Forest Gate Community School is a coeducational secondary school in Forest Gate, located in the London Borough of Newham, rated Outstanding by Ofsted in February 2020 for the second time. It was first rated Outstanding in 2016. The school was extended from eight forms of entry to ten – rising to a total of 1,350 pupils – starting with the Year 7 admission in September 2019 to meet demand.

The school was ranked in the top 50 in the country for progress in GCSE results in 2016, 2017, 2018, 2019 and 2020. The school was ranked 33rd in the country for progress scores for disadvantaged students in 2019. The school has the best progress 8 for Newham for secondary students for 2018 and 2019. In 2020, the school was named School of the Year by World Class Schools.

== History ==
The school was built by architects Colquhoun and Miller in 1965 to replace Whitehall Place School Senior Mixed School.
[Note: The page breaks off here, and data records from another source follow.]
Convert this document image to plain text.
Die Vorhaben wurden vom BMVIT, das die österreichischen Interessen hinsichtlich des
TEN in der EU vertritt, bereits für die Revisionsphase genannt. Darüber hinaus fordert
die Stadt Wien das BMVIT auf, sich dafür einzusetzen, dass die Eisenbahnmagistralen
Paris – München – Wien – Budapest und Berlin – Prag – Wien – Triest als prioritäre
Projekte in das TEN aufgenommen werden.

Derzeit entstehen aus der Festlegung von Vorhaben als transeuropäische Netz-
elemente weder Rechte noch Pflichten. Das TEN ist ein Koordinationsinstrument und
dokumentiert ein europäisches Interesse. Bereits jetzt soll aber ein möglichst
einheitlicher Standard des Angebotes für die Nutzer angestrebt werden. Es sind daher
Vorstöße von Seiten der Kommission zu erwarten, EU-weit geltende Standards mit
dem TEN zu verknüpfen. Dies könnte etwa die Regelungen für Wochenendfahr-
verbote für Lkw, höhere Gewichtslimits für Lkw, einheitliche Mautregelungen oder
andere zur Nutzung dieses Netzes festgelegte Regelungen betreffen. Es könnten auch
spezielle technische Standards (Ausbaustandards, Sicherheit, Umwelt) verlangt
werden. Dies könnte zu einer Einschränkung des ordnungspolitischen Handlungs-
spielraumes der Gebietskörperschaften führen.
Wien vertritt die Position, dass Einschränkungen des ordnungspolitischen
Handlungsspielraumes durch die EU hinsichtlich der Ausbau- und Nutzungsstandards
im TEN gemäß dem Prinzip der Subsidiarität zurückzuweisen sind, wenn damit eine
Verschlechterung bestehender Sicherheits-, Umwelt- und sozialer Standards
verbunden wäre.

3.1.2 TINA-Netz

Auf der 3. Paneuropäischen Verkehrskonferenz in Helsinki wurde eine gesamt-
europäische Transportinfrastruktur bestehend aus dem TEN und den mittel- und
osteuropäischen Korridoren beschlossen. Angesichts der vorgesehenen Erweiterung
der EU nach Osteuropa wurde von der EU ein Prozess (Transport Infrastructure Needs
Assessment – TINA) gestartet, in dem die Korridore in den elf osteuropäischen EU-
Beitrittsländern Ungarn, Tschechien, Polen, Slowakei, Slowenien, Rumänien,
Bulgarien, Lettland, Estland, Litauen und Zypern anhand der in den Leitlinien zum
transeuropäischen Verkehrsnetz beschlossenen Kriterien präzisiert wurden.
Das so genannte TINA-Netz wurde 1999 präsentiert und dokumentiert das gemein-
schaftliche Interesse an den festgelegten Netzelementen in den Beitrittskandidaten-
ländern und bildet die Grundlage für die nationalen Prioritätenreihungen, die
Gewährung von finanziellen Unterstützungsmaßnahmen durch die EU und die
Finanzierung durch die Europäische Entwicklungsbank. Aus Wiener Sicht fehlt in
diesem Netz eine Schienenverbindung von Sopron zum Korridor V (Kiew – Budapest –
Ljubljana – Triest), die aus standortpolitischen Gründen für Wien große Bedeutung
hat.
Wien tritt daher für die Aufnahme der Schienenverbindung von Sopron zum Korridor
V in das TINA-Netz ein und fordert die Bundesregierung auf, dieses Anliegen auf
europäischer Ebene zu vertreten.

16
It was opened in February 1966 by The Right Honourable Sir F. Elwyn Jones, who was the Labour MP for West Ham South at the time.
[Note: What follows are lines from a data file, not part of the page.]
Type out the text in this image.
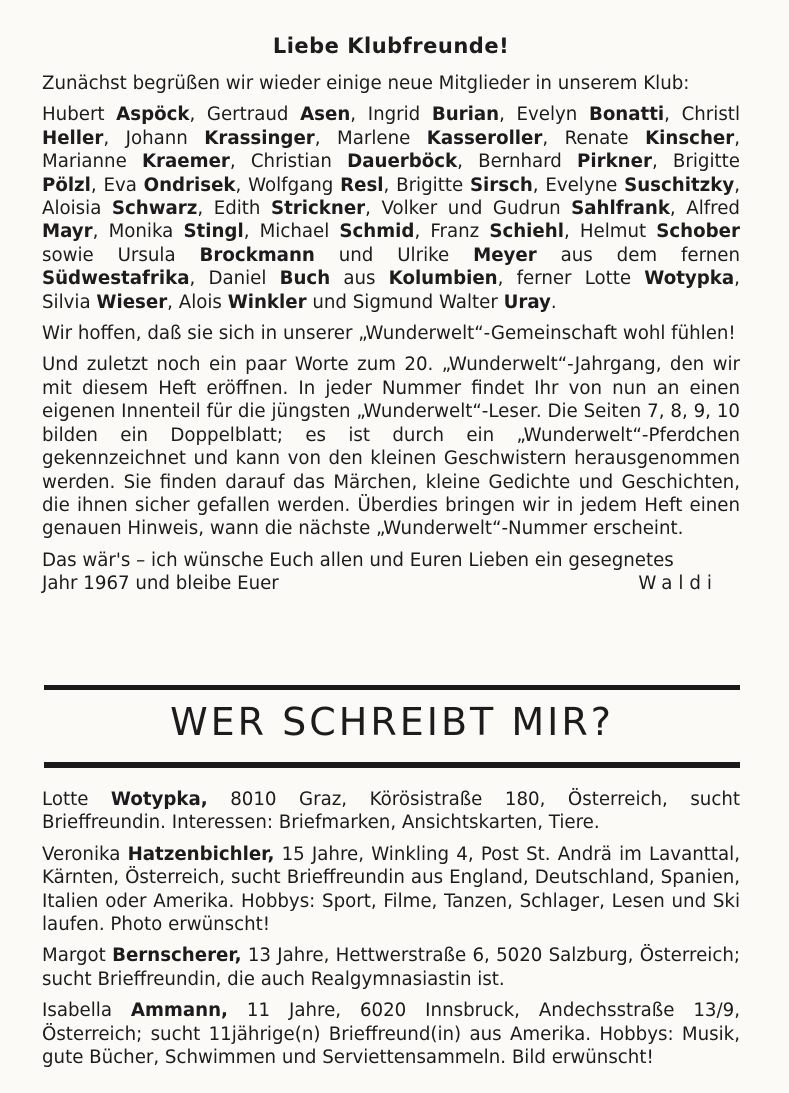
Liebe Klubfreunde!

Zunächst begrüßen wir wieder einige neue Mitglieder in unserem Klub:

Hubert Aspöck, Gertraud Asen, Ingrid Burian, Evelyn Bonatti, Christl Heller, Johann Krassinger, Marlene Kasseroller, Renate Kinscher, Marianne Kraemer, Christian Dauerböck, Bernhard Pirkner, Brigitte Pölzl, Eva Ondrisek, Wolfgang Resl, Brigitte Sirsch, Evelyne Suschitzky, Aloisia Schwarz, Edith Strickner, Volker und Gudrun Sahlfrank, Alfred Mayr, Monika Stingl, Michael Schmid, Franz Schiehl, Helmut Schober sowie Ursula Brockmann und Ulrike Meyer aus dem fernen Südwestafrika, Daniel Buch aus Kolumbien, ferner Lotte Wotypka, Silvia Wieser, Alois Winkler und Sigmund Walter Uray.

Wir hoffen, daß sie sich in unserer „Wunderwelt“-Gemeinschaft wohl fühlen!

Und zuletzt noch ein paar Worte zum 20. „Wunderwelt“-Jahrgang, den wir mit diesem Heft eröffnen. In jeder Nummer findet Ihr von nun an einen eigenen Innenteil für die jüngsten „Wunderwelt“-Leser. Die Seiten 7, 8, 9, 10 bilden ein Doppelblatt; es ist durch ein „Wunderwelt“-Pferdchen gekennzeichnet und kann von den kleinen Geschwistern herausgenommen werden. Sie finden darauf das Märchen, kleine Gedichte und Geschichten, die ihnen sicher gefallen werden. Überdies bringen wir in jedem Heft einen genauen Hinweis, wann die nächste „Wunderwelt“-Nummer erscheint.

Das wär's – ich wünsche Euch allen und Euren Lieben ein gesegnetes
Jahr 1967 und bleibe Euer	Waldi
WER SCHREIBT MIR?

Lotte Wotypka, 8010 Graz, Körösistraße 180, Österreich, sucht Brieffreundin. Interessen: Briefmarken, Ansichtskarten, Tiere.

Veronika Hatzenbichler, 15 Jahre, Winkling 4, Post St. Andrä im Lavanttal, Kärnten, Österreich, sucht Brieffreundin aus England, Deutschland, Spanien, Italien oder Amerika. Hobbys: Sport, Filme, Tanzen, Schlager, Lesen und Ski laufen. Photo erwünscht!

Margot Bernscherer, 13 Jahre, Hettwerstraße 6, 5020 Salzburg, Österreich; sucht Brieffreundin, die auch Realgymnasiastin ist.

Isabella Ammann, 11 Jahre, 6020 Innsbruck, Andechsstraße 13/9, Österreich; sucht 11jährige(n) Brieffreund(in) aus Amerika. Hobbys: Musik, gute Bücher, Schwimmen und Serviettensammeln. Bild erwünscht!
It was originally called Forest Gate County Secondary School.

Previously a community school administered by Newham London Borough Council, in October 2016 Forest Gate Community School converted to academy status. The school is now sponsored by the Community Schools Trust, the CEO of which is former headteacher Simon Elliott.

The first headteacher following conversion to academy status was Charlotte Whelan. As of 2024 the headteacher is Thahmina Begum.
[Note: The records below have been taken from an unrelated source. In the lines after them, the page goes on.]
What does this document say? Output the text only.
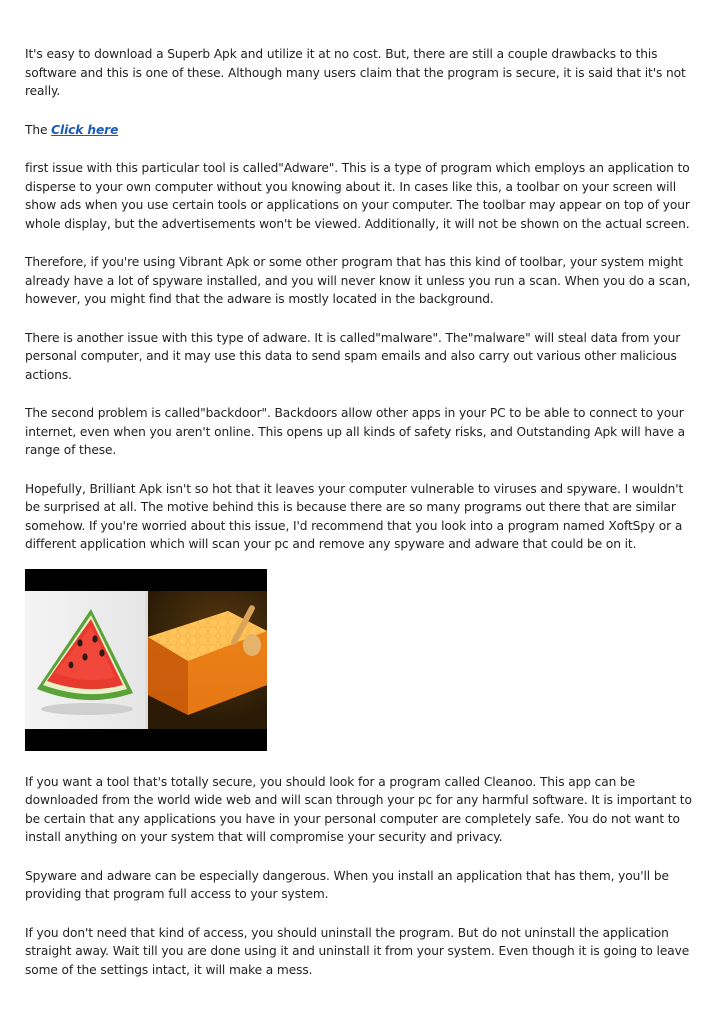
It's easy to download a Superb Apk and utilize it at no cost. But, there are still a couple drawbacks to this software and this is one of these. Although many users claim that the program is secure, it is said that it's not really.

The Click here

first issue with this particular tool is called"Adware". This is a type of program which employs an application to disperse to your own computer without you knowing about it. In cases like this, a toolbar on your screen will show ads when you use certain tools or applications on your computer. The toolbar may appear on top of your whole display, but the advertisements won't be viewed. Additionally, it will not be shown on the actual screen.

Therefore, if you're using Vibrant Apk or some other program that has this kind of toolbar, your system might already have a lot of spyware installed, and you will never know it unless you run a scan. When you do a scan, however, you might find that the adware is mostly located in the background.

There is another issue with this type of adware. It is called"malware". The"malware" will steal data from your personal computer, and it may use this data to send spam emails and also carry out various other malicious actions.

The second problem is called"backdoor". Backdoors allow other apps in your PC to be able to connect to your internet, even when you aren't online. This opens up all kinds of safety risks, and Outstanding Apk will have a range of these.

Hopefully, Brilliant Apk isn't so hot that it leaves your computer vulnerable to viruses and spyware. I wouldn't be surprised at all. The motive behind this is because there are so many programs out there that are similar somehow. If you're worried about this issue, I'd recommend that you look into a program named XoftSpy or a different application which will scan your pc and remove any spyware and adware that could be on it.

If you want a tool that's totally secure, you should look for a program called Cleanoo. This app can be downloaded from the world wide web and will scan through your pc for any harmful software. It is important to be certain that any applications you have in your personal computer are completely safe. You do not want to install anything on your system that will compromise your security and privacy.

Spyware and adware can be especially dangerous. When you install an application that has them, you'll be providing that program full access to your system.

If you don't need that kind of access, you should uninstall the program. But do not uninstall the application straight away. Wait till you are done using it and uninstall it from your system. Even though it is going to leave some of the settings intact, it will make a mess.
== Awards and nominations ==

- The TES English Department of the Year, 2020 – WON
- World Class Schools status, 2017 – ACCREDITATION
- The Chartered Institute of Assessors, 2017 – ACCREDITATION
- The Evening Standard outstanding achievement in challenging circumstances award, 2017 – WON
- The TES secondary school of the year, 2017 – NOMINATED
- The National Association for Able Children in Education (NACE) Challenge Award, 2016 – ACCREDITATION
- World Class Schools Quality Mark School of the Year, 2020 – WON

== Remodelling ==
The school had a £15m remodelling in 2011, as part of the London Borough of Newham's Building Schools for the Future Programme. This included the introduction of a new four court sports hall, an open plan breakout space and a new passenger lift and staircase.

The school also has an on-site fitness suite/gym, including separate facilities for muscular and cardio workouts. It is open to the public outside of school hours.

Coinciding with its expansion to ten forms of entry, the school underwent further redevelopment to be completed for the beginning of the 2020–21 academic year. This included a new 3G pitch, amenities deck, dining hall, classrooms, and a multi-use games area.

== Scholarship Programme ==
Since September 2013, the school has run a scholarship programme, called the Prestigious Colleges programme, helping pupils get into private schools. In 2021, four students got scholarships – including two to City of London School. In 2022, students won scholarships to Eton College and Westminster School.

== Structure and Admissions ==
The school has an open admissions policy. It is the founder member of the Community Schools Trust, which includes Waterside Academy and Cumberland School.